Are your PCs travelling with a cart to take all their extra equipment there, and all their loot back home? Remember that only the most significant of main roads had any kind of protection from rain; if they're going on most medieval roads, rainfall will muddy up the whole place, and reduce travel times by half as well. There'll be an additional 1/6 chance every hour of travel that the cart will get stuck in the mud and require strength checks to push/pull it out.
Horses are elegant creatures, but if its raining heavily they won't be able to go on most terrain at more than a walk; and if you try to charge with a horse at an enemy in the rain, some type of check will be required to avoid disaster.
Are the PCs traveling in the mountains? Rains can cause mudslides. Any time that its been raining for at least two days in a row, there's a 1/10 chance every day of heavy rain of getting caught in one while in mountainous areas. A saving throw is required to avoid getting knocked down by one and taking 3d6 points of damage (if you're on a horse, there could be additional damage from falling off).

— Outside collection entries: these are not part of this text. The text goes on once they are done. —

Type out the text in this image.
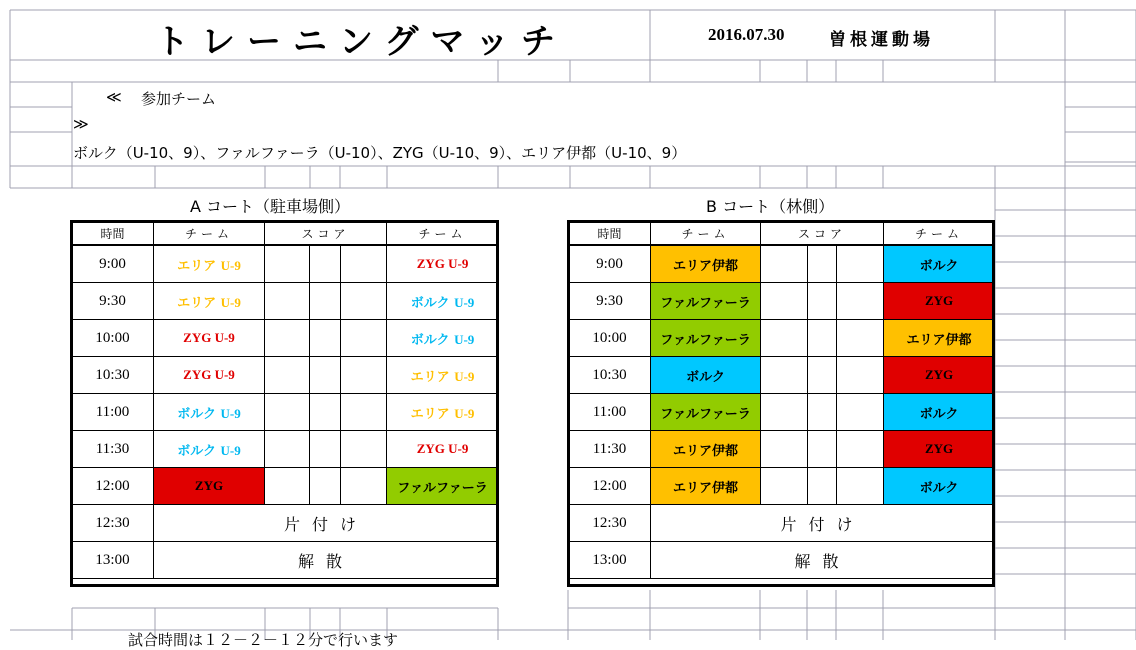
トレーニングマッチ	2016.07.30	曽根運動場
≪ 参加チーム
≫
ボルク（U-10、9）、ファルファーラ（U-10）、ZYG（U-10、9）、エリア伊都（U-10、9）
A コート（駐車場側）	B コート（林側）
時間	チーム	スコア			チーム
9:00	エリア U-9				ZYG U-9
9:30	エリア U-9				ボルク U-9
10:00	ZYG U-9				ボルク U-9
10:30	ZYG U-9				エリア U-9
11:00	ボルク U-9				エリア U-9
11:30	ボルク U-9				ZYG U-9
12:00	ZYG				ファルファーラ
12:30	片付け				
13:00	解散				
時間	チーム	スコア			チーム
9:00	エリア伊都				ボルク
9:30	ファルファーラ				ZYG
10:00	ファルファーラ				エリア伊都
10:30	ボルク				ZYG
11:00	ファルファーラ				ボルク
11:30	エリア伊都				ZYG
12:00	エリア伊都				ボルク
12:30	片付け				
13:00	解散				
試合時間は１２－２－１２分で行います
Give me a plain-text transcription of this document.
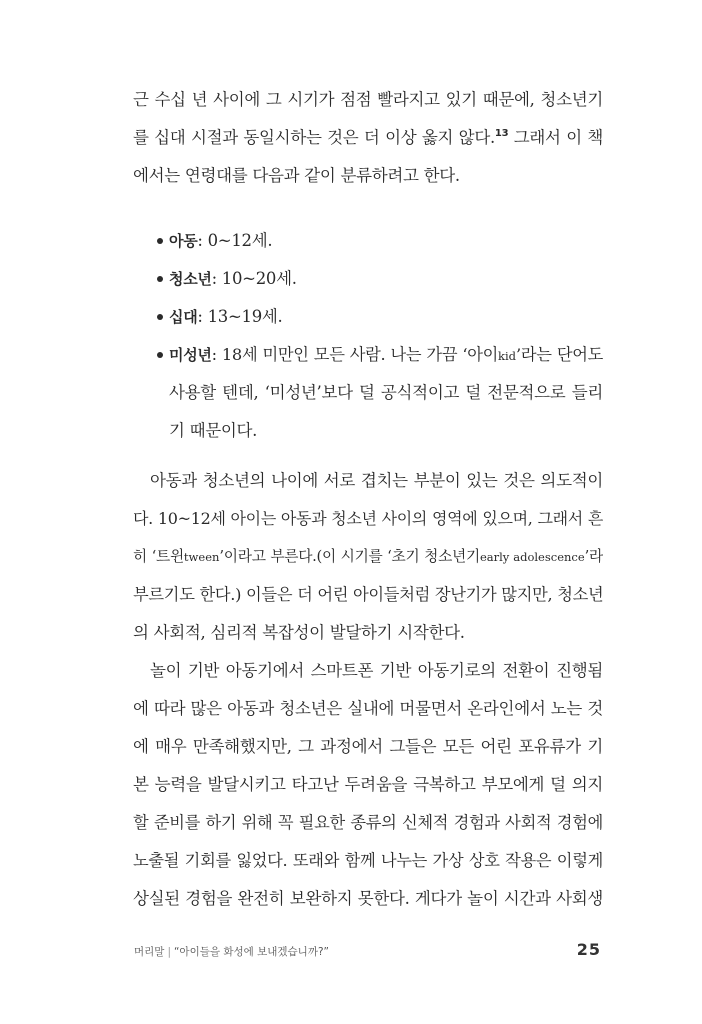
근 수십 년 사이에 그 시기가 점점 빨라지고 있기 때문에, 청소년기
를 십대 시절과 동일시하는 것은 더 이상 옳지 않다.$^{13}$ 그래서 이 책
에서는 연령대를 다음과 같이 분류하려고 한다.
아동: 0~12세.
청소년: 10~20세.
십대: 13~19세.
미성년: 18세 미만인 모든 사람. 나는 가끔 ‘아이kid’라는 단어도
사용할 텐데, ‘미성년’보다 덜 공식적이고 덜 전문적으로 들리
기 때문이다.
아동과 청소년의 나이에 서로 겹치는 부분이 있는 것은 의도적이
다. 10~12세 아이는 아동과 청소년 사이의 영역에 있으며, 그래서 흔
히 ‘트윈tween’이라고 부른다.(이 시기를 ‘초기 청소년기early adolescence’라
부르기도 한다.) 이들은 더 어린 아이들처럼 장난기가 많지만, 청소년
의 사회적, 심리적 복잡성이 발달하기 시작한다.
놀이 기반 아동기에서 스마트폰 기반 아동기로의 전환이 진행됨
에 따라 많은 아동과 청소년은 실내에 머물면서 온라인에서 노는 것
에 매우 만족해했지만, 그 과정에서 그들은 모든 어린 포유류가 기
본 능력을 발달시키고 타고난 두려움을 극복하고 부모에게 덜 의지
할 준비를 하기 위해 꼭 필요한 종류의 신체적 경험과 사회적 경험에
노출될 기회를 잃었다. 또래와 함께 나누는 가상 상호 작용은 이렇게
상실된 경험을 완전히 보완하지 못한다. 게다가 놀이 시간과 사회생
머리말 | “아이들을 화성에 보내겠습니까?”	25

Are the PCs heading to a river? Rains can cause rivers to flood. Any time there's been rainfall for more than five days in a row, or heavy rainfall for three days in the past week, there's a 4/6 chance that the river will have flooded, making crossing almost impossible (except perhaps at major bridges).
Can your PCs manage to get to a town? That will sure be good for their survival in the rain. If not, they're stuck trying to build a fire and shelter in pretty sub-optimal conditions.
Wilderness survival skills must be rolled, at a penalty depending on light or heavy rain, to successfully build a fire. If you can't do it, then even in the summer night, heavy rain can cause bitter and harmful cold.
Any time that a PC sleeps outside in rain (light or heavy) without some kind of shelter and the warmth of a fire, there's a 1/20 chance of becoming ill. This would be some type of flu, most likely, but remember that back then this was a pretty dangerous thing to get, without adequate rest and medical attention.
Saving throws should be rolled to recover, with penalties if the PC is not able to get rest (in a warm and DRY environment!) and bonuses if they are getting attended by a doctor. Failing would mean that the disease evolves into life-threatening pneumonia, which would leave the PC flat on their back for at least a week or two, and would require further saves to avoid decline of Constitution and possibly death.
Now of course, snow is as dangerous as rain, at least, and even colder. And in this period it certainly snows in Albion during the winter (with the cold getting worse as the campaign period progresses). But there's a simple reason why we focus on rain and not snow: you'd have to be INSANE to go traveling through wilderness in the winter. That's something to remember in your campaign in itself: PCs should spend the winter close to home, and not out adventuring; travel would only be short and in safe areas (safe being defined in this period not as actually safe, but as places where you could get from one village/castle to another in under a day of winter travel). If your PCs insist on going out adventuring in mid-winter, feel free to hit them with everything they deserve.